In 11 studies, the presence of CKD was associated with significantly increased risk of early all-cause mortality (risk ratio [RR], 3.45; 95% CI, 3.07–3.87; I2 = 0%; P < .001), late all-cause mortality (RR, 2.78; 95% CI, 1.92–4.02; I2 = 83%; P < .001), cardiac mortality (RR, 2.90; 95% CI, 1.99–4.22; I2 = 29%; P < .001), and MI (RR, 1.40; 95% CI, 1.06–1.85; I2 = 13%; P = .02) compared with no CKD. There was no difference in the risk of any revascularization between those with and without CKD. Analysis of adjusted hazard ratios (HRs) indicated significantly increased risk of mortality (HR, 2.64; 95% CI, 1.91–3.64; I2 = 0%; P < .001) in the CKD group but only a nonsignificant tendency of increased MI (HR, 1.59; 95% CI, 0.99–2.54; I2 = 0%; P = .05) and revascularization (HR, 1.24; 95% CI, 0.94–1.63; I2 = 2%; P = .12) in the CKD group.

Conclusion

The presence of CKD in patients with DM significantly increases the risk of mortality and MI. However, CKD had no impact on revascularization rates.

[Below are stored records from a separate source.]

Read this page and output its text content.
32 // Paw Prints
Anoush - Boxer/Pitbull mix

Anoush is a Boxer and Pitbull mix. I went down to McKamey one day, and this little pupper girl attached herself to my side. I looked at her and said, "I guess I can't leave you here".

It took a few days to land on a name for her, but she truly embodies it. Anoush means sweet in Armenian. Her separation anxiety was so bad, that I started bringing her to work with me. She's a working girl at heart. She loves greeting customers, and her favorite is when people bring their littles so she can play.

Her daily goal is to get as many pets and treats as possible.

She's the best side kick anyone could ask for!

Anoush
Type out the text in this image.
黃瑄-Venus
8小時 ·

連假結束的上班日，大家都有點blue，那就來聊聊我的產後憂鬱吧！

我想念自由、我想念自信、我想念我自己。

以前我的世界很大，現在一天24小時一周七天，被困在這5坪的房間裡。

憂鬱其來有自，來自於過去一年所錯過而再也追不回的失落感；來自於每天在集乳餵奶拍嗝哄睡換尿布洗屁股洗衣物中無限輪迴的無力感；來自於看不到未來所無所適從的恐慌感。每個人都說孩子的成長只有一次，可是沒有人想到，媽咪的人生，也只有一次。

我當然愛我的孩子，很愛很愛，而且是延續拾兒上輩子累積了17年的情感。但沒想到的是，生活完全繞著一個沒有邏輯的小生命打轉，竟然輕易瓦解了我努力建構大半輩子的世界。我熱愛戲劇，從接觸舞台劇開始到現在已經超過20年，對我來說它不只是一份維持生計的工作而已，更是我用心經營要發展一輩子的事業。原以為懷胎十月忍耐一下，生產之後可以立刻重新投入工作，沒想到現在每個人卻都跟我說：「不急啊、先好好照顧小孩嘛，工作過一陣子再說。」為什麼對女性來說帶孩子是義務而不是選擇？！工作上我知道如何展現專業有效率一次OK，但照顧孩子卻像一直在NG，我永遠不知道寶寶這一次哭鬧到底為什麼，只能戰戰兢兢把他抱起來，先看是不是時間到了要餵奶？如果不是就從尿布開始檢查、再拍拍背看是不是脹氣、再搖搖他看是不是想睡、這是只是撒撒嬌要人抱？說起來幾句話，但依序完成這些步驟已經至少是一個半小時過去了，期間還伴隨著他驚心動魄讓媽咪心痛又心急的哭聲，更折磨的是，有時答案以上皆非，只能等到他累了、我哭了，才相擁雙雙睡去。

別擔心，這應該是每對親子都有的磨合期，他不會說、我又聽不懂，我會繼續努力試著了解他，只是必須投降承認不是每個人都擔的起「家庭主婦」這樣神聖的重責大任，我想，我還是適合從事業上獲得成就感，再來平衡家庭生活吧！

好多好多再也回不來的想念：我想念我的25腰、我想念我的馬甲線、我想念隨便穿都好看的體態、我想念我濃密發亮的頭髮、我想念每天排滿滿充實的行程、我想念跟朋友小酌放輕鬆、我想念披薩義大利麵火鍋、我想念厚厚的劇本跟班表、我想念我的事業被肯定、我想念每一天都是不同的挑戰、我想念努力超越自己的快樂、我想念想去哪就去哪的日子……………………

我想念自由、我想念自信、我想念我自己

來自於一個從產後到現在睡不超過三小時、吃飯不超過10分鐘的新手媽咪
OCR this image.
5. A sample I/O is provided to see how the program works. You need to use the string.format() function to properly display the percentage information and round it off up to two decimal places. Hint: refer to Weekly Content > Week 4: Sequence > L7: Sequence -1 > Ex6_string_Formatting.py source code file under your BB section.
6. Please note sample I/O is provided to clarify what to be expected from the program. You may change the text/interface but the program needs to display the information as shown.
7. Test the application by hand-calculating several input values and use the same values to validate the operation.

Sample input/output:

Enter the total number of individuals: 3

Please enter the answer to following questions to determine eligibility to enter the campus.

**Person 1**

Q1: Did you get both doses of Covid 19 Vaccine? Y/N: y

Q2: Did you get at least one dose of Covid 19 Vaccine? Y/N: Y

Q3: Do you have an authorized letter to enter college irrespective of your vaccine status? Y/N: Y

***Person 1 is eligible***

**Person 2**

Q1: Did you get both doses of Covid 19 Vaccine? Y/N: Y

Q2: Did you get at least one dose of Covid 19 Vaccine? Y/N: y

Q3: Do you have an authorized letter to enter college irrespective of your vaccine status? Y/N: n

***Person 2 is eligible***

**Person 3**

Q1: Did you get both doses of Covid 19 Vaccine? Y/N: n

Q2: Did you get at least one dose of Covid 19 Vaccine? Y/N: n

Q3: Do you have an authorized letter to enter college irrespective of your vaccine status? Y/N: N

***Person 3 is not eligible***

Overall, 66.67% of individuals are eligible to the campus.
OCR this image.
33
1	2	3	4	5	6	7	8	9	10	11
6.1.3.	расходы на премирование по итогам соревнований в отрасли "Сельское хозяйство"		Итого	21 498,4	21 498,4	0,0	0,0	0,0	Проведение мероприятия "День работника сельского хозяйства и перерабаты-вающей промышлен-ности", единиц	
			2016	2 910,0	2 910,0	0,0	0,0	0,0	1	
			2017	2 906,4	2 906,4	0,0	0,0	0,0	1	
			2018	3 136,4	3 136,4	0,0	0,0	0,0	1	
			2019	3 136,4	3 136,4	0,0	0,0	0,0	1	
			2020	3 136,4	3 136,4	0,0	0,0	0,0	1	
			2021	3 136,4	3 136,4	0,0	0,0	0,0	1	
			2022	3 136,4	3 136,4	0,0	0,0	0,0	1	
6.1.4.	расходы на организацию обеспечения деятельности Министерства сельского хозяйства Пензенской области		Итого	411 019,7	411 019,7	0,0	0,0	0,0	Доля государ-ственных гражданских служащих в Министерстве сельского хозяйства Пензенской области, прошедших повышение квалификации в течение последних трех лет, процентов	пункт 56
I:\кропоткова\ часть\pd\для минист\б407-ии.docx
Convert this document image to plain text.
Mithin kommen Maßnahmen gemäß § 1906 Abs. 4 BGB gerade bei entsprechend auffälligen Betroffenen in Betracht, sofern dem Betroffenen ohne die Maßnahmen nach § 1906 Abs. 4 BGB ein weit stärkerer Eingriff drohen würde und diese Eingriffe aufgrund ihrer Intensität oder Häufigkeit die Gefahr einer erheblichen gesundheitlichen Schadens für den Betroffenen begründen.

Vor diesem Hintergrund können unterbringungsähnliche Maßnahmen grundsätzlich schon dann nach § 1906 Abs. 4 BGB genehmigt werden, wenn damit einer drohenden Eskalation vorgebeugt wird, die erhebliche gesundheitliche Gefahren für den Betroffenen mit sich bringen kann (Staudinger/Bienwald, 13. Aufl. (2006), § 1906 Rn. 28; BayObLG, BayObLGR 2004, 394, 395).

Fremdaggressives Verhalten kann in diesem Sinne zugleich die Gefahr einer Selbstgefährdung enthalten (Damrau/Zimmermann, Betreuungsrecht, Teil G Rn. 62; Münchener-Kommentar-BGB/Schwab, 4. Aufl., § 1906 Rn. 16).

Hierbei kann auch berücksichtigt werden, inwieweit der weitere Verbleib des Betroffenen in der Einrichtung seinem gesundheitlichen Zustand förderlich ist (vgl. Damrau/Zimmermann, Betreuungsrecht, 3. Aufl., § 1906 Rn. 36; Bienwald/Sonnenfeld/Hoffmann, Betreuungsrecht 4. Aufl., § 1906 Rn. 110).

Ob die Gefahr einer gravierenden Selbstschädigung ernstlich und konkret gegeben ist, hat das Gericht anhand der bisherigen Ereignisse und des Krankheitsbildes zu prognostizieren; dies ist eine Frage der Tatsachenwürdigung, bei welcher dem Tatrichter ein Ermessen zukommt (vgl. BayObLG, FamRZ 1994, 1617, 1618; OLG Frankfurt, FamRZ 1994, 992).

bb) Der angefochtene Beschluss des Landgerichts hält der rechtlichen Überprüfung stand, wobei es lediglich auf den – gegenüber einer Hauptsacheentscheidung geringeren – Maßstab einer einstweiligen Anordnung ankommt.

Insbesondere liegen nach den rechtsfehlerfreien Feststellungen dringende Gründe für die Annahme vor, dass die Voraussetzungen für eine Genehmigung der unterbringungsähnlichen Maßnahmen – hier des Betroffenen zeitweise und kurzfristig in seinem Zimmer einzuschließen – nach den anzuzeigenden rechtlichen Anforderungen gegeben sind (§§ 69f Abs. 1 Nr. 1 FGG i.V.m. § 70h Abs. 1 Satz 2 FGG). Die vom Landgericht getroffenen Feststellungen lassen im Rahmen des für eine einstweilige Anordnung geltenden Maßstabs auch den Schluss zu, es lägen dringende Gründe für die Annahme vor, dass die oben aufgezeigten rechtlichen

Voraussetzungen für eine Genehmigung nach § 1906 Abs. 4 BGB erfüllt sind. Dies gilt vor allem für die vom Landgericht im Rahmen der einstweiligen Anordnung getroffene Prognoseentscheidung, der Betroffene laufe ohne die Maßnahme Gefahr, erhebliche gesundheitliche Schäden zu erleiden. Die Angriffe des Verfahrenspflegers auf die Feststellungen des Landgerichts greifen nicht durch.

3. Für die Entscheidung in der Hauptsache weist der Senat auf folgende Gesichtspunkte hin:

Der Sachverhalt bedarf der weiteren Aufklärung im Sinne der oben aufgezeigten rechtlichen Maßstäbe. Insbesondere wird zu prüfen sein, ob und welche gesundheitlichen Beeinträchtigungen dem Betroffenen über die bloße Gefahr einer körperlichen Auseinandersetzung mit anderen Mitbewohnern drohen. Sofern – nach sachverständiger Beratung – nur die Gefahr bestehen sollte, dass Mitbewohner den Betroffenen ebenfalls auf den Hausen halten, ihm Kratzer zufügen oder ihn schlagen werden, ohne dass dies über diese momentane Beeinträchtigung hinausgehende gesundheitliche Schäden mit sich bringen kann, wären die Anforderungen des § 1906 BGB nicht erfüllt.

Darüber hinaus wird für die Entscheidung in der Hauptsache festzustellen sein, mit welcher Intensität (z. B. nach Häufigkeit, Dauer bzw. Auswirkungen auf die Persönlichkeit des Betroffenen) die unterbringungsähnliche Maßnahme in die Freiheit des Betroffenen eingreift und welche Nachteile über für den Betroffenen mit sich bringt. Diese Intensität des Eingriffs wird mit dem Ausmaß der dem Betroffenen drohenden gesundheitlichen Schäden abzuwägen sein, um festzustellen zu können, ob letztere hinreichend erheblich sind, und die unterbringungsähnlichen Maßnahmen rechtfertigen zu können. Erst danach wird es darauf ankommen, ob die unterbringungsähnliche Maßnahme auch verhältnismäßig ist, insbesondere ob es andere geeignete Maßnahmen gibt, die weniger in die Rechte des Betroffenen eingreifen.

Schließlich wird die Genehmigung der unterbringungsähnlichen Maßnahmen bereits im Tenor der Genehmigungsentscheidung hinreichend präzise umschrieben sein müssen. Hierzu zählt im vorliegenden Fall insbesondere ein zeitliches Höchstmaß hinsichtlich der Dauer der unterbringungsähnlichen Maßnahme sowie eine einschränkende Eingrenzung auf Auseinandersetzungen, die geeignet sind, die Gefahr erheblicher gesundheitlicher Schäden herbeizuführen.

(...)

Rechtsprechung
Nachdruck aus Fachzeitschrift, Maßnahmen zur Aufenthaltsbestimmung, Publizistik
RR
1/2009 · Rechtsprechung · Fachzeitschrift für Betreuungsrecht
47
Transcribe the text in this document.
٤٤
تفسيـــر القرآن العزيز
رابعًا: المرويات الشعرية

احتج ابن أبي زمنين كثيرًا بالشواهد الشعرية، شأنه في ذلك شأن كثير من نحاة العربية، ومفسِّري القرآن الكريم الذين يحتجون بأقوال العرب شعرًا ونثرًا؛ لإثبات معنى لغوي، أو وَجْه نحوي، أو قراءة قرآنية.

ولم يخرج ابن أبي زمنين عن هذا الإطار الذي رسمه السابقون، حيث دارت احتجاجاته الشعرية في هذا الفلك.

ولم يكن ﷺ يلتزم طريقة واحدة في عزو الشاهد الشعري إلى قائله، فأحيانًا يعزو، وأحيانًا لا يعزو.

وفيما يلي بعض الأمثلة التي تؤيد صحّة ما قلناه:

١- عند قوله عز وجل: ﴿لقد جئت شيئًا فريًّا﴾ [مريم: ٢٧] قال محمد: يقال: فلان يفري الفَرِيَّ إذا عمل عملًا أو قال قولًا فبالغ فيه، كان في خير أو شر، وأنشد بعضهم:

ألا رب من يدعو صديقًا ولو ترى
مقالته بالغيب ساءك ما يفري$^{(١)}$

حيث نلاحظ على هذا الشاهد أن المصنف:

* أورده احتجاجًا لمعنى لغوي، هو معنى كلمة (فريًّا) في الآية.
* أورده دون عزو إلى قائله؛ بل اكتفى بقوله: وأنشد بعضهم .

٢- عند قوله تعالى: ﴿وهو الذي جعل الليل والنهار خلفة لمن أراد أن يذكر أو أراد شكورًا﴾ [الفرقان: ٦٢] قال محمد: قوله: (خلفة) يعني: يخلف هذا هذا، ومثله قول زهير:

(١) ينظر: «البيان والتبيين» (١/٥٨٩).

Keywords: Renal failure; kidney disease; mortality; diabetes mellitus; coronary artery disease

Abbreviations and Acronyms

BMS

bare-metal stent

CAD

coronary artery disease

CKD

chronic kidney disease

DES

drug-eluting stent

DM

diabetes mellitus

HR

hazard ratio

MI

myocardial infarction

PCI

percutaneous coronary intervention

ROS

reactive oxygen species

RR

risk ratio

Introduction

Percutaneous coronary intervention (PCI) is a common treatment modality for patients with coronary artery disease (CAD). Over the past 2 decades, improvements in procedure devices, stent design, and allied technology combined with judicious patient selection and optimal antiplatelet therapy have made PCI a safe procedure with excellent clinical outcomes.1,2 However, as with any interventional procedure, many associated comorbidities can influence post-PCI patient survival.3

Diabetes mellitus (DM) has been identified as an important risk factor for adverse clinical outcomes after PCI.4,5 Indeed, a recent meta-analysis by Zhou et al6 with data from 139,774 participants has demonstrated that the presence of DM as a comorbidity results in a 2.57-times-higher risk of in-hospital mortality and a 1.38-times-higher risk of major adverse cardiac events after PCI. Such increased risk of mortality has been maintained despite contemporary antiplatelet therapy and large-scale adoption of drug-eluting stents (DES).7,8 Along with such adverse outcomes, DM as a disease can lead to several other organ dysfunctions. Of note, chronic kidney disease (CKD) is a common complication seen with DM, with studies indicating a 3-times-greater risk of renal dysfunction in patients with DM than that in the general population.9

The relationship between CKD and CAD has been well explored in the literature.10 Chronic kidney disease is not only an independent predictor of cardiovascular disease but also a significant comorbidity that can lead to adverse outcomes after cardiac revascularization procedures.1012 Parikh et al13 demonstrated that the presence of CKD results in increased mortality after PCI and that the rate of adverse outcomes increases with the severity of CKD. Because DM is the cause of CKD in approximately 40% of patients,14 understanding how the presence of CKD affects outcomes for patients with DM who undergo PCI is important. Although there have been studies assessing the role of CKD in PCI outcomes in patients with DM,15,16 to the authors' knowledge, no systematic review or meta-analysis has been attempted to pool evidence on this subject. To bridge this gap in the literature, the current review aimed to perform a systematic literature search for studies assessing the impact of CKD on cardiovascular outcomes in patients with DM undergoing PCI and to pool data for a meta-analysis.

Patients and Methods

This review is based on the Preferred Reporting Items for Systematic Reviews and Meta-Analyses statement17 and the Cochrane Handbook for Systematic Reviews of Intervention.18 However, the study protocol was not pre-registered.

Literature Search

The online PubMed, Embase, and CENTRAL databases were examined for articles of interest to the review that were published between January 1, 2000, and March 1, 2021. No language restriction was applied. The search was carried out in duplicate by 2 reviewers working independently. Terms used for the search strategy were “chronic kidney disease,” “renal disease,” “renal dysfunction,” “dialysis,” “diabetes mellitus,” “percutaneous coronary intervention,” “angioplasty,” “PCI,” and “PCA.” Details of the various combinations used are presented in Supplementary Table I. The initial set of articles was examined using the titles and abstracts to recognize studies requiring full-text analysis. The full texts of selected articles were then extracted for final assessment. These were examined by the 2 reviewers separately based on the inclusion and exclusion criteria. Disagreements were resolved by discussion. The references of the included studies were also searched for any missed articles.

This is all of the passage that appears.